Soffia vento di innovazione: è l'Aura di Avaya

L'AZIENDA

L'Ad Attura: "La scommessa? Integrare videocomunicazione e Uc"

di Ruggero Vota
Avaya sta preparando per il 2011 delle innovazioni tecnologiche che dovrebbero rappresentare un vero e proprio “strappo” rispetto all’esistente. La promessa alle aziende è quella di ottenere non dei semplici benefici incrementali, ma vantaggi di ampia portata nelle strategie di comunicazione. Va in questa direzione il business guidato da Gianluca Attura, amministratore delegato della filiale italiana.

Attura, qual è oggi il posizionamento di Avaya in Italia ?
Pur non potendo rilasciare, come molte multinazionali, dati puntuali sull’andamento dei singoli Paesi, posso dire che la filiale italiana rispecchia quello che è l’andamento di Avaya a livello globale. Siamo riconosciuti dagli analisti come il primo fornitore mondiale sia nell’area dei contact center sia in quella delle unified communications. Un posizionamento che non dipende solo dal fatto che Avaya è l’erede della sezione telefonia dei Bell Labs: abbiamo infatti sempre puntato sull’innovazione.

Qual è l’innovazione più importate che proporrete al mercato?
Per noi la sfida sarà sull’integrazione della videocomunicazione nelle piattaforme Uc, grazie alla nuova architettura Aura rilasciata un anno fa, che consente la gestione della comunicazione multimediale. Quando parlo di integrazione intendo dire che la videocomunicazione sarà disponibile su un stesso device insieme a voce, mail, internet, social network. Tutto quanto gestito da un’unica interfaccia: Flear. Una cosa non da poco.

Di videocomunicazione si parla da tempo, qual è la vera novità?
Proporremo un sistema che permetterà ad esempio di associare la videocomunicazione alla segreteria telefonica, che fornirà esattamente gli stessi servizi quando il chiamante non trova l’interlocutore che cercava; ma anche un sistema in grado di ridirigere una chiamata in videocomunicazione su un apparato vocale, o che permetterà di scegliere l’utente con cui aprire una sessione video selezionandolo semplicemente dalla directory del sistema telefonico dell’azienda.
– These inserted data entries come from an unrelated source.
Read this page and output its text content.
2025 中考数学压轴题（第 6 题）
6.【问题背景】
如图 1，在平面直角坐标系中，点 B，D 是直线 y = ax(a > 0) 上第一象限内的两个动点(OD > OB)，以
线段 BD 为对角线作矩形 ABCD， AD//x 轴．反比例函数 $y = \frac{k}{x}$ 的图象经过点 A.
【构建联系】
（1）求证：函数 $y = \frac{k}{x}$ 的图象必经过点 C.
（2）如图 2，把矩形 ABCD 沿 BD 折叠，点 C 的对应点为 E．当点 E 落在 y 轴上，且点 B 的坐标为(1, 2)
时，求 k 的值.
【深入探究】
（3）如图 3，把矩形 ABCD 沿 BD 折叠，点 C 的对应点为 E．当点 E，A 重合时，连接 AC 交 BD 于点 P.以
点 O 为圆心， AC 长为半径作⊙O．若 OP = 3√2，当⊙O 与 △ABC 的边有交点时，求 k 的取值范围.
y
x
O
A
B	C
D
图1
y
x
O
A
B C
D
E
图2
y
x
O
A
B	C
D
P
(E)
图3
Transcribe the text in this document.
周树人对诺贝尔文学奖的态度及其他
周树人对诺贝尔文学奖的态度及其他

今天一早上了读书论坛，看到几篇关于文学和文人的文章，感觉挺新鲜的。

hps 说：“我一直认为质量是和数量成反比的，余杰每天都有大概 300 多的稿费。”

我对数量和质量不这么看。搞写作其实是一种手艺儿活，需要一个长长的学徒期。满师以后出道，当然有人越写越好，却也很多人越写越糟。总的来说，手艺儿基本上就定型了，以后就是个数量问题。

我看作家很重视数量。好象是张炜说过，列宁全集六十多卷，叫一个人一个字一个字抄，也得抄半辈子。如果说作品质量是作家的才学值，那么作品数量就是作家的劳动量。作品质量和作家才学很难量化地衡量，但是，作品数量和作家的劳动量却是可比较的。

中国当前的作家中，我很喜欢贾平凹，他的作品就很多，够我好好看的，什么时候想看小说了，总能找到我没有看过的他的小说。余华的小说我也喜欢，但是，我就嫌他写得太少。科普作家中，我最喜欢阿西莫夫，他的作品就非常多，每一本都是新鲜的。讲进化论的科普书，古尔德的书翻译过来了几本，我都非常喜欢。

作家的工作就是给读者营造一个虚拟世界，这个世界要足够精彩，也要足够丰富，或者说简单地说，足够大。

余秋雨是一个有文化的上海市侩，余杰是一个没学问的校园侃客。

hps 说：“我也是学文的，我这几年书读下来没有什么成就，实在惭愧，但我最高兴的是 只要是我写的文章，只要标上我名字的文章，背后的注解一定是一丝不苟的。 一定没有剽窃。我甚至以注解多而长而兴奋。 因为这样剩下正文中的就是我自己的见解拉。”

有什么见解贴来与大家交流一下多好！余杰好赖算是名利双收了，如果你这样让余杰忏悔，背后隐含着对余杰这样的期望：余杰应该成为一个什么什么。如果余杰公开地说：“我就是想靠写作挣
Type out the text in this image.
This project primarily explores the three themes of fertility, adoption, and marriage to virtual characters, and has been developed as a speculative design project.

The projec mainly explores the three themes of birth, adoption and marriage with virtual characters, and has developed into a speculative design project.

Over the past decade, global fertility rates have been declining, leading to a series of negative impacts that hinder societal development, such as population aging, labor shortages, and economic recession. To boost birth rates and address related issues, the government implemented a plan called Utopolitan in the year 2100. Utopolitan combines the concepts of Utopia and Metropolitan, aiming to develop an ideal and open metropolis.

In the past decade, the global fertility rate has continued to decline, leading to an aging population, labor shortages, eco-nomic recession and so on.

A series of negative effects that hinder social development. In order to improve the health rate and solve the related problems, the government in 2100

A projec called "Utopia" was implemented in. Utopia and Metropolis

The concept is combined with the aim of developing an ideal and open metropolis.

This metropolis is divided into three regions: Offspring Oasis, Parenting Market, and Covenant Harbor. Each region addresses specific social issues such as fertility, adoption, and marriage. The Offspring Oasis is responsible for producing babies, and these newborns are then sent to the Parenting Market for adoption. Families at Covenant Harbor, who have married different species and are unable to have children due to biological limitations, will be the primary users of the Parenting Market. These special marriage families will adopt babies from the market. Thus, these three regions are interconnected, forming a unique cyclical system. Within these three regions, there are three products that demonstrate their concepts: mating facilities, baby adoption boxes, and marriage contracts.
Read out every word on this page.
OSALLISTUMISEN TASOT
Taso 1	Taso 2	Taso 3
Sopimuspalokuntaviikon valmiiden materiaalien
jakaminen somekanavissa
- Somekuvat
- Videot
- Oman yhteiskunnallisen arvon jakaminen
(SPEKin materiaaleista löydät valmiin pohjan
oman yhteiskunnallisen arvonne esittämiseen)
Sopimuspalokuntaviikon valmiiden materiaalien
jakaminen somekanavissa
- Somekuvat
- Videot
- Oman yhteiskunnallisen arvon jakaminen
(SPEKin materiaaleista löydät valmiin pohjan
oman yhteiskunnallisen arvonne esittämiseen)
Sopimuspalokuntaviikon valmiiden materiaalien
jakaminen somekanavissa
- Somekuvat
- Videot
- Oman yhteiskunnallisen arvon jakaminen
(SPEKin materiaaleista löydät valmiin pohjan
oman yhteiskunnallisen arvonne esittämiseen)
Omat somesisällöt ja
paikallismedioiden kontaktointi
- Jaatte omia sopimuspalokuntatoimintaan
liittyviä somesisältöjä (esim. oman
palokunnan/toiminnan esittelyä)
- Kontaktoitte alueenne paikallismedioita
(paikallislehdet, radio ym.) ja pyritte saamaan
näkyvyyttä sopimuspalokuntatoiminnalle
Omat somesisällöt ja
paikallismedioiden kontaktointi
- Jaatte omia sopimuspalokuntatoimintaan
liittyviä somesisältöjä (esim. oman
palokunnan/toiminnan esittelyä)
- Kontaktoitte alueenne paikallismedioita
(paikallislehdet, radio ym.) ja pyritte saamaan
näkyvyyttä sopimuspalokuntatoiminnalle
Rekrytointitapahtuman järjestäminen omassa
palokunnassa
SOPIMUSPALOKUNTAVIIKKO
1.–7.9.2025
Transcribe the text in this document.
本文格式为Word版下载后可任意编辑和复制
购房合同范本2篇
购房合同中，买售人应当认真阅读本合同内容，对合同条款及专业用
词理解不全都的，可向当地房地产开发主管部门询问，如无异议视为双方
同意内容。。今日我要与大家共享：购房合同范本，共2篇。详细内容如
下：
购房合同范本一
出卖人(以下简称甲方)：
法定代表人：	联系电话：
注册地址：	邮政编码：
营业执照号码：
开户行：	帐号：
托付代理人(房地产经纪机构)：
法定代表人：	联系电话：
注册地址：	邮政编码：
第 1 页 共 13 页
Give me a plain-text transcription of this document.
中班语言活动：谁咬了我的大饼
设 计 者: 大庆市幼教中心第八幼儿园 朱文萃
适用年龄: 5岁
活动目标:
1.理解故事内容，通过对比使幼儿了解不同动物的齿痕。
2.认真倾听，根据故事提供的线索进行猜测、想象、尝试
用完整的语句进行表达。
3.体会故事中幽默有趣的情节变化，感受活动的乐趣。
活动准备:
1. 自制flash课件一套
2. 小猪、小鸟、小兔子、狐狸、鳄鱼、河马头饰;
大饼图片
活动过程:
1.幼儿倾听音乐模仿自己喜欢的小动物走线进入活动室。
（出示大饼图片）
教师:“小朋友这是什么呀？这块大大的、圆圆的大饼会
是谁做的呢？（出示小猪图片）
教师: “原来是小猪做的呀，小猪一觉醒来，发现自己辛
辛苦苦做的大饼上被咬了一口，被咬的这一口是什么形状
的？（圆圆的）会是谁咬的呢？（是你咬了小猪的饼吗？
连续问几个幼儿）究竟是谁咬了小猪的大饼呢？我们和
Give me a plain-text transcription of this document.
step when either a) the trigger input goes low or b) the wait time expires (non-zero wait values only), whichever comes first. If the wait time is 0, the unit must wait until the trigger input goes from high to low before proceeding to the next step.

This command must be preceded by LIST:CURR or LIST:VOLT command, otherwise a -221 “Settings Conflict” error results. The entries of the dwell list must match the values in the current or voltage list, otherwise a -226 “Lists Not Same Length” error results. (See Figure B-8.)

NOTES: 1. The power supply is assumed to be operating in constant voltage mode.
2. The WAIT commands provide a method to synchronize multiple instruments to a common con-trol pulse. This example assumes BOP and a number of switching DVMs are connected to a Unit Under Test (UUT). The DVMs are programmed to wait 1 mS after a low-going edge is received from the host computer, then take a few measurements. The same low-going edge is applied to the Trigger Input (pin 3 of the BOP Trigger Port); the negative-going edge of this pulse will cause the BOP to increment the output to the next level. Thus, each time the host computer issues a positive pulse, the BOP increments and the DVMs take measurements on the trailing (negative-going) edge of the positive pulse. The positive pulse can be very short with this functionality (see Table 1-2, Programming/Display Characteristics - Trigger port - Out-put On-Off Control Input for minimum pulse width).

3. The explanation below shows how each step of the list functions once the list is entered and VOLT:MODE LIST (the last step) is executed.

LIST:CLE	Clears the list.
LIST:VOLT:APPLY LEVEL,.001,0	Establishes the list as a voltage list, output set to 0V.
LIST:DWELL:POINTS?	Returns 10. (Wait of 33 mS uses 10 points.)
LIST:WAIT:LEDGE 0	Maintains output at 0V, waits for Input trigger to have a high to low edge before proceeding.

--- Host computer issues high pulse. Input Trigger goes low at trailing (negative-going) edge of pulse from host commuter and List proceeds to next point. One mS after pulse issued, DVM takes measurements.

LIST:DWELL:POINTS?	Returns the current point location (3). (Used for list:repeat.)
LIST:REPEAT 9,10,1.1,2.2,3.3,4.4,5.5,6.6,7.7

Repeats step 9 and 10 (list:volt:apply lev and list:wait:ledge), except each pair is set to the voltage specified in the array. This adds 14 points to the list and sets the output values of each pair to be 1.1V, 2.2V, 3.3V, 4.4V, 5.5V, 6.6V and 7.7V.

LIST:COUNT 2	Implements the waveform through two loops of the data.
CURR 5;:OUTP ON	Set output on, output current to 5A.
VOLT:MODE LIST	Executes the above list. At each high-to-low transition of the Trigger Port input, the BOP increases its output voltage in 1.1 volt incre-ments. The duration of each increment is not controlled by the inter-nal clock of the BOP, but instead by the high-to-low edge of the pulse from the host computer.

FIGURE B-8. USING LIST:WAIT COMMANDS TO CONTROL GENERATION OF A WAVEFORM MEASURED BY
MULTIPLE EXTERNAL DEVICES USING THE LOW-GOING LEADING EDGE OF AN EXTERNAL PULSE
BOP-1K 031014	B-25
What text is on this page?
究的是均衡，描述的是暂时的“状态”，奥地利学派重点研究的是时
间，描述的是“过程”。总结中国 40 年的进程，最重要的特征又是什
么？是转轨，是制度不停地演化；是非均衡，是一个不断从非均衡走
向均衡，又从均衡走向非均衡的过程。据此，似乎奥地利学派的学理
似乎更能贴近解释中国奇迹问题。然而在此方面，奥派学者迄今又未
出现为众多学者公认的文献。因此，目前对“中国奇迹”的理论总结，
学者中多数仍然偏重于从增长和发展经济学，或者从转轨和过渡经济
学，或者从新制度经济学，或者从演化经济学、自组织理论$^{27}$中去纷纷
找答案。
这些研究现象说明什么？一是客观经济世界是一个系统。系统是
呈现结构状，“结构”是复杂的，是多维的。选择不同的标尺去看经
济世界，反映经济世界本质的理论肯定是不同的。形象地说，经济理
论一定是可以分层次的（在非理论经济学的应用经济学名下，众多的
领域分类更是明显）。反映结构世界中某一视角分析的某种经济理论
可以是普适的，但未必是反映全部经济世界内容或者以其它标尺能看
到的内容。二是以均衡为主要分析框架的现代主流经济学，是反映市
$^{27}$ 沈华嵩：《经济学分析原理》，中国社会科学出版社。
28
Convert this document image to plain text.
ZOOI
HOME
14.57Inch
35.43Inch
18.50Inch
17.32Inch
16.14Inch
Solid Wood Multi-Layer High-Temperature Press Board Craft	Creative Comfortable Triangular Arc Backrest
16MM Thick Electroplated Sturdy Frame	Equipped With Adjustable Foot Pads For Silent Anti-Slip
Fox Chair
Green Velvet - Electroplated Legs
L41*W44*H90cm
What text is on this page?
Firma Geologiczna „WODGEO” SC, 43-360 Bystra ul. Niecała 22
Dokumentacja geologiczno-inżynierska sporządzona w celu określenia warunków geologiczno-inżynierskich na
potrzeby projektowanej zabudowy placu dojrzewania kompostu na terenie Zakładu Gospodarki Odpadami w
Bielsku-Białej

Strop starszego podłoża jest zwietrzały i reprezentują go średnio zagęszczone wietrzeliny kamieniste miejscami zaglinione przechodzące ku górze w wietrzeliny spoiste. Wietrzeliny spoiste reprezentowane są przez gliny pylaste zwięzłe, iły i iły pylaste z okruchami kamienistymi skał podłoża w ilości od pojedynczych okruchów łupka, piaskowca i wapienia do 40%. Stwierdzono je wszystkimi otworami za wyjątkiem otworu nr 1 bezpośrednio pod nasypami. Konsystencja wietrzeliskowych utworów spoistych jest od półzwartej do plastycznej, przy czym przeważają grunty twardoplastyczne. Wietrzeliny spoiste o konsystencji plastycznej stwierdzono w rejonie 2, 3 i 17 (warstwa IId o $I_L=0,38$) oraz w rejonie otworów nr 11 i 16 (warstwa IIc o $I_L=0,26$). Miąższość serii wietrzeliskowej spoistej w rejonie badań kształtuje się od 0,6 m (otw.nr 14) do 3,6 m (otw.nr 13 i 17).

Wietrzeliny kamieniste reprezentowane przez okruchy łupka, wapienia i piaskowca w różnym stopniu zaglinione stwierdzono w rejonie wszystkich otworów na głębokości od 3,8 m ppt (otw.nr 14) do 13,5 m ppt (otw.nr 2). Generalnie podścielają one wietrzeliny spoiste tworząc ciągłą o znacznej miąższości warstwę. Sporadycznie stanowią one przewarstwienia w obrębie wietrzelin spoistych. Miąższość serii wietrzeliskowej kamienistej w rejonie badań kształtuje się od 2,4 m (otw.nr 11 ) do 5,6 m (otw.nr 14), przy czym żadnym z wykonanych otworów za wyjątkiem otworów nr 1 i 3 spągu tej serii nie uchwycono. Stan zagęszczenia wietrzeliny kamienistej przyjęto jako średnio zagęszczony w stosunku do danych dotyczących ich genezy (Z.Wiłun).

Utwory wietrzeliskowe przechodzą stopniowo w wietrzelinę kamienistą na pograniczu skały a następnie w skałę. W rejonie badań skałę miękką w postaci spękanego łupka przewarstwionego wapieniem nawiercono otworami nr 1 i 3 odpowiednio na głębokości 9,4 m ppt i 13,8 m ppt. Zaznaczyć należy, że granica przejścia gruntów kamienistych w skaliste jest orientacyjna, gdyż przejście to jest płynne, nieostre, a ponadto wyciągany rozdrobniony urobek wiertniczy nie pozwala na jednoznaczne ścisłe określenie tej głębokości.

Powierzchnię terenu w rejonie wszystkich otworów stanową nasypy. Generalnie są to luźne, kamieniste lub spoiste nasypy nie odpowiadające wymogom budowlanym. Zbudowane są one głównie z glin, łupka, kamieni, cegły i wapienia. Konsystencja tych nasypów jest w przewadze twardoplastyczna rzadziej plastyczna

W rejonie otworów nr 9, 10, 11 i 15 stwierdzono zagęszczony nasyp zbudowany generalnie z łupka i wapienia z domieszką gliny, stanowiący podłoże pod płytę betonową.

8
La chiamata video potrà essere gestita come una chiamata vocale. La nostra soluzione sarà disponibile dalla prossima primavera anche per le aziende italiane.

Altre novità?
Sarà disponibile la prima evoluzione del nuovo Aura Contact Center che permetterà di ottenere dei forti vantaggi in termini di gestione rispetto ai sistemi tradizionali. Il miglioramento parte dai nuovi processi supportati dal workflow e consentirà importanti risparmi: stimiamo un 20% in meno per il costo contatto. Non è una banalità, lo strappo tecnologico che proporremo al mercato sul fronte sia dei contact center sia dell’Uc non ha eguali nella nostra concorrenza.

Per quanto riguarda il mercato italiano, quali sono i settori che oggi si dimostrano come particolarmente innovativi?
In questi ultimi anni siamo stati piacevolmente sorpresi dall’azione e dagli investimenti della PA sia centrale sia locale. Rispetto al passato è molto percepito il fatto che il miglioramento delle infrastrutture produce risparmi molto interessanti, oltre a migliorare i processi verso i cittadini e, naturalmente, quelli interni. I settori che in passato si dimostravano molto dinamici, telecom carrier e banche, complice la crisi hanno invece rallentato gli investimenti, così come le diverse attività industriali. Ma crediamo che nel 2011 si assisterà a una ripresa degli investimenti.

Quali sono le ragioni che spingeranno il ritorno degli investimenti?
Gli investimenti passati saranno in gran parte ammortizzati. Certo questo non ne produce automaticamente di nuovi, ma quando presentiamo il valore innovativo della nostra tecnologia, si genera interesse nella forte proposta di cambiamento che oggi siamo in grado di offrire e questo si traduce anche in nuovo business.